Thanks Lysa for your words of wisdom. My husband heard your morning thought on the radio and called me to say to encourage my friend that just got a job that I wanted. I really need to encourage her in her new adventure and be content in my own job which is just the same as her new one. Thank you for giving encouragement to us who need a new perspective.
I appreciate your thoughts and experience as I am at this cross road…I know I have received the call to serve the Lord…I have begun with baby steps using my blog…and I do believe I have 5 reading….what a miracle…God uses each of us with the skills and talents he has endowed us with…Praise be.
Love it, love it, love it. I was concerned for a time that coming to a writing conference would mean giving in to the “Me Promotion” mentality. These blogs so encourage my heart and affirm that I am in the right place. Thanks Lysa for this post. I am looking forward to learning from you and the other speakers, the team and all the other ladies. I have already learned so much from Proverbs 31 Ministries but I know that God has so much more in store.
Oh, Lisa! How I needed your words today. Not because today is any more competitive in nature than in other day for me. It’s just that this seems to be a perpetual problem for me. So many of your words resonated with me – other people’s platforms, ministries, and messages seeming so much more powerful, more compelling; my own seeming so shallow and hollow.
But I do think God and I have been working on this lately and I’ve made some progress. I feel more determined than ever to just fulfill His assignment for me, whether I minister, as you say, to 5 or 500. And I can honestly say I am more content with that assignment than ever. Still, I need words of reminder and encouragement like yours today. Thanks for being right on!
thats awesome i love getting proverbs 31 in my email and its touched so many women you have definatly made your impact
Thanks for this. I found myself thinking negative thoughts about a girl in the locker room this morning at the gym. She always hogs the best mirror, and my crankiness was getting the best of me. This helps put things in perspective.
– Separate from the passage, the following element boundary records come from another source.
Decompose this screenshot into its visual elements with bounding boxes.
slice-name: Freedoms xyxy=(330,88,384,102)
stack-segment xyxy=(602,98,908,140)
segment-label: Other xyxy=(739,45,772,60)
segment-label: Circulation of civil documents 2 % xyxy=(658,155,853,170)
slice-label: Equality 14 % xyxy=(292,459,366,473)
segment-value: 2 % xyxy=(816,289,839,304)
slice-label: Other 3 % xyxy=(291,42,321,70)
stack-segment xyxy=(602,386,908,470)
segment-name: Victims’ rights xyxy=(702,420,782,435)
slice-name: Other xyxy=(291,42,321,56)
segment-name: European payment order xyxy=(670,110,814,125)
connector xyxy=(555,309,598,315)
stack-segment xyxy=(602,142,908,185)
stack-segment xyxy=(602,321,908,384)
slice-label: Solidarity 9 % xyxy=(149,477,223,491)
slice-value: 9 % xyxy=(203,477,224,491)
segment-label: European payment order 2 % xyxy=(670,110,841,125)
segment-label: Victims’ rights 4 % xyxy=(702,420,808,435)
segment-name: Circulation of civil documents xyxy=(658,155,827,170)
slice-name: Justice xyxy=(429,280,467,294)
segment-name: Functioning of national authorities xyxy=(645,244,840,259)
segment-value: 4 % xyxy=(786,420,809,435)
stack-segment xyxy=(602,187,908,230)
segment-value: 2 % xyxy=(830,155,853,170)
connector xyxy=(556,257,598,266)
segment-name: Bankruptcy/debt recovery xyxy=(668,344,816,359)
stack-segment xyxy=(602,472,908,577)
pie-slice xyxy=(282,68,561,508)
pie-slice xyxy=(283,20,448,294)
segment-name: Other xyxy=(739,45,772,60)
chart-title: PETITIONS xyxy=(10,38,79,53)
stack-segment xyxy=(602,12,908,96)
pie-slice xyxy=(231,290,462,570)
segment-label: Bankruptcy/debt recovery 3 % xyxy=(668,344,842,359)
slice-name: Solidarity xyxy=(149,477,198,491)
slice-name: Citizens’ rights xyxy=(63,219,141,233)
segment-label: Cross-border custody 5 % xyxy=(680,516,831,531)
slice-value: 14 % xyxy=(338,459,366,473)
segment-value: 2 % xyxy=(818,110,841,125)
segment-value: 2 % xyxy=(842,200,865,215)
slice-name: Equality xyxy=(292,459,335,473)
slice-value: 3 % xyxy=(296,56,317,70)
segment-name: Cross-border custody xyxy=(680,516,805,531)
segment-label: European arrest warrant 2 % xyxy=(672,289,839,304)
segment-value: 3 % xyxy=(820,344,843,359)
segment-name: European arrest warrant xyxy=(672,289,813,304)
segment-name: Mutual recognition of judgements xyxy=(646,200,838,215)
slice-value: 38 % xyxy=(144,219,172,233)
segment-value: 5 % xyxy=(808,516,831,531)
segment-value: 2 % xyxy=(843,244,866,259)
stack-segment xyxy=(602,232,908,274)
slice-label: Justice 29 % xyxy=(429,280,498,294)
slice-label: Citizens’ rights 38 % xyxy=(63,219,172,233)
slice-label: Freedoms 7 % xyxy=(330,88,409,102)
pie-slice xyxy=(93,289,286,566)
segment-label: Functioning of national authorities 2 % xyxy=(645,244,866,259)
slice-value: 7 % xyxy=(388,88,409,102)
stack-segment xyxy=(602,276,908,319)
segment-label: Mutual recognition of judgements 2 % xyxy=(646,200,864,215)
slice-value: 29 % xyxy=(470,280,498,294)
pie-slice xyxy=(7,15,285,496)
So true my friend. God has been reminding me of this very thing. I won’t deny admitting that tears flowed when a precious friend happened to be at the right place at the right time to see the opening of some doors…doors she hadn’t even been seeking…”my doors”…doors I had spent months, weeks, days and hours preparing for…it seemed almost cruel. Then to hear that my sister, who has never attended the conference, also had some writing opportunities presented to her while I was away. Tough stuff. Didn’t God see how I had taken so many risks and followed Him? Yet, as quickly as the enemy wanted to steal my joy the Lord reminded me of His delight in my obedience, and that regardless of the outcome He was rejoicing over me with singing. The Lord enabled me to celebrate sincerely with the others and He revealed to me that He gave me great victory as I stepped out in faith and trusted Him completely.